We lived in Midland until I was twelve and then moved to Austin where I went to middle school and high school in the Round Rock school district, up near Jollyville. I barely recognize the city when I come home (and I still think of this as home). Austin has changed in wonderful ways. And the traffic is crazy.
I feel like growing up in the liberal, weird and welcoming Austin culture in my formative years gave me a sense of freedom and safety that other writers I have met didn’t get in their childhoods. This is a very accepting and artistic place.
Tell us about how you came to know the director Lily Wolff?

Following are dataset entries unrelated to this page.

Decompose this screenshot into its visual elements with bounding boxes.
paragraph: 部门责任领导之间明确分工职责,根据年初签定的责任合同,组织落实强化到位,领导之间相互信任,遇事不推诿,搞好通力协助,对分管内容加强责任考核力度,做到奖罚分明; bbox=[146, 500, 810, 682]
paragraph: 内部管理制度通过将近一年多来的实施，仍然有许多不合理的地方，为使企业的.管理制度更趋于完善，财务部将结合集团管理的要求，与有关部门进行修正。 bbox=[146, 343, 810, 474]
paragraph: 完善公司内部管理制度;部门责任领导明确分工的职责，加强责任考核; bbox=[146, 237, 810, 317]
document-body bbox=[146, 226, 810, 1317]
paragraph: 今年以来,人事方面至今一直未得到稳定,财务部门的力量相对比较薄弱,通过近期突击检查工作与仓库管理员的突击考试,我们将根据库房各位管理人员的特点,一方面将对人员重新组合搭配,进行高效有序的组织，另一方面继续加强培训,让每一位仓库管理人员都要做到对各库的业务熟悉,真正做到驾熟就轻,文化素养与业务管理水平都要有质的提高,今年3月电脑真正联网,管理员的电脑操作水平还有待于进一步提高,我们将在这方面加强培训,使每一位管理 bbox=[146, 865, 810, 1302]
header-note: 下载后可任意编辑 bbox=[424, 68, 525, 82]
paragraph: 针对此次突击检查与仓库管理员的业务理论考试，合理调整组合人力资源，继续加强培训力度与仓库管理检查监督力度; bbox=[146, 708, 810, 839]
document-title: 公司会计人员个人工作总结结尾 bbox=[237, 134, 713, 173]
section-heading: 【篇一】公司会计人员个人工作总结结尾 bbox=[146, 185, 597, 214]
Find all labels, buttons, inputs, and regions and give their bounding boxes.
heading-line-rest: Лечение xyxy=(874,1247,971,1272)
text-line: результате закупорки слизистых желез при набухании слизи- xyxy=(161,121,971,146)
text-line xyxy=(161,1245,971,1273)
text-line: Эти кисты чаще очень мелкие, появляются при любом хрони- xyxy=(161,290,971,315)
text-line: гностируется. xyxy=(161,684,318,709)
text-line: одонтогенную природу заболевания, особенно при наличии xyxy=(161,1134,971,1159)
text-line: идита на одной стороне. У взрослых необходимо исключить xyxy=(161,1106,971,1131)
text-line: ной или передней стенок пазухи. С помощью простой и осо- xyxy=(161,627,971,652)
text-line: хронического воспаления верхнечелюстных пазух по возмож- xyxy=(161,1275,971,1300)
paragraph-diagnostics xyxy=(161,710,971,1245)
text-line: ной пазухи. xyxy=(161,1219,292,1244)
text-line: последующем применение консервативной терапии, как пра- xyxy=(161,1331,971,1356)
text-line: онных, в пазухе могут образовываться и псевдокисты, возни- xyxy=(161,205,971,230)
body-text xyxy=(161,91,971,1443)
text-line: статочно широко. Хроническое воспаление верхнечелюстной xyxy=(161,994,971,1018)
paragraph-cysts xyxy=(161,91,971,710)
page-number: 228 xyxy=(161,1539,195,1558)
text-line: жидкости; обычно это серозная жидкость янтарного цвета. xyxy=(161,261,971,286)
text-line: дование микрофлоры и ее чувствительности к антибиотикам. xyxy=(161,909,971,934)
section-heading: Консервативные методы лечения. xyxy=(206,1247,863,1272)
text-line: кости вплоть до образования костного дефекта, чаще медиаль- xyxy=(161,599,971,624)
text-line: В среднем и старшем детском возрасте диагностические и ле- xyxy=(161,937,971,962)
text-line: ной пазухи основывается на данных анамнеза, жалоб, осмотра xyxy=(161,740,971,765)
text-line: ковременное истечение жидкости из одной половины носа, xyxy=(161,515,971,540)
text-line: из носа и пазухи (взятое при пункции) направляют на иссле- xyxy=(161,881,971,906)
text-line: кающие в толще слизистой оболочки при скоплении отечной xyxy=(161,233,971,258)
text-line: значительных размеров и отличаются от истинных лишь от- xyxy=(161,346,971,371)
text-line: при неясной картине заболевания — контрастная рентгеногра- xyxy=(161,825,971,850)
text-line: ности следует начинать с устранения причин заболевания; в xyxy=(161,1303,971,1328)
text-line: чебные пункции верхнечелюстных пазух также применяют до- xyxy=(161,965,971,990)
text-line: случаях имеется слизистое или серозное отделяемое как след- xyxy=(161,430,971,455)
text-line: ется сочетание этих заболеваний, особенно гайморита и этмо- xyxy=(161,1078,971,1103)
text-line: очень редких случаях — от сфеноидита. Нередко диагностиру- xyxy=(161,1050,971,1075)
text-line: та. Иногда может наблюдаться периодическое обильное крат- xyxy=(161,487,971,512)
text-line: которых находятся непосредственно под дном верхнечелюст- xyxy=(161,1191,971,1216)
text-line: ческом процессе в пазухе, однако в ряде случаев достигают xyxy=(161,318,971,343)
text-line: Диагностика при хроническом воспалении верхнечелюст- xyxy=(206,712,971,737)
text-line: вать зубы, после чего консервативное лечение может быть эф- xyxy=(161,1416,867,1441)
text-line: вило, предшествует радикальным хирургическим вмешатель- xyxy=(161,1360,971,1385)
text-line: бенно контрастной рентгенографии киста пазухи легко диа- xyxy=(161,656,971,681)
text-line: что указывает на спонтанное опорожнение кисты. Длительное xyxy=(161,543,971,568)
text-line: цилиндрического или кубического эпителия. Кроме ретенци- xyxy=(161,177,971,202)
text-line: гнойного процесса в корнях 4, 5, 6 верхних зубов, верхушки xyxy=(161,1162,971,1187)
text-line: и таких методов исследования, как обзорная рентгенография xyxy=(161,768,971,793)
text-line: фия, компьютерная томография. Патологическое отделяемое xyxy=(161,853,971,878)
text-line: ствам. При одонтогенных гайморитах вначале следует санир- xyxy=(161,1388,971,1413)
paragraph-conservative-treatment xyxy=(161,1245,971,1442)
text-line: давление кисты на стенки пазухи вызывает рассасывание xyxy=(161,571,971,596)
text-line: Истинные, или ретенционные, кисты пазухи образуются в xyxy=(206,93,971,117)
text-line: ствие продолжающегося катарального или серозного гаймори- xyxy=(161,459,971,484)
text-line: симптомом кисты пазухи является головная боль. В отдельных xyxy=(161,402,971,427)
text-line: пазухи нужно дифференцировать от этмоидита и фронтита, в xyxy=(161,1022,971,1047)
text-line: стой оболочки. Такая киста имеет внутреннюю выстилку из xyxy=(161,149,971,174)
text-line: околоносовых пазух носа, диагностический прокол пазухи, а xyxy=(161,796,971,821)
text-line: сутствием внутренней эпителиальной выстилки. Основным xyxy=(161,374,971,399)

Lily directed a reading of my play Rattlers at the Contemporary American Theatre Festival in Shepherdstown, WV, at an old opera house. It was a great reading with Joey Collins and Johanna Day– some Broadway superstars. Gidion’s Knot was getting its world premiere there, but the director really liked my play Rattlers for some reason and gave it to Lily, whom he also liked a lot, to do the reading. I was delighted when she got back in touch with an interest in doing Gidion’s Knot for the fringe here. It is a great excuse to come see my parents how have never seen my work produced in Texas (although Stages in Houston and Kitchen Dog in Dallas, will be producing Gidion’s later this year, so I am getting produced all over now! I just need to make a connection in El Paso to really lock the state up.) I hope the 50,000 friends my parents have invited to the show aren’t easily offended.
Whats up next for you?
I am working with the Flea Theater in Manhattan on an ambitious project to dramatize the bible in 50 ten minute plays. I wrote a ten minute on Adam and Eve in the garden. After their creation and before the Fall. What happened then you ask? (Since when I went to read the part of the bible I was supposed to dramatize, I realized there really isn’t even a paragraph about that time!)  Come to the Flea and see. I am also working at New Dramatists when I get back on a 15-minute musical with a composer and librettist they have assigned me for a festival there. And I am writing two new full lengths. One of which I think will be ready to send out places later this winter or early spring.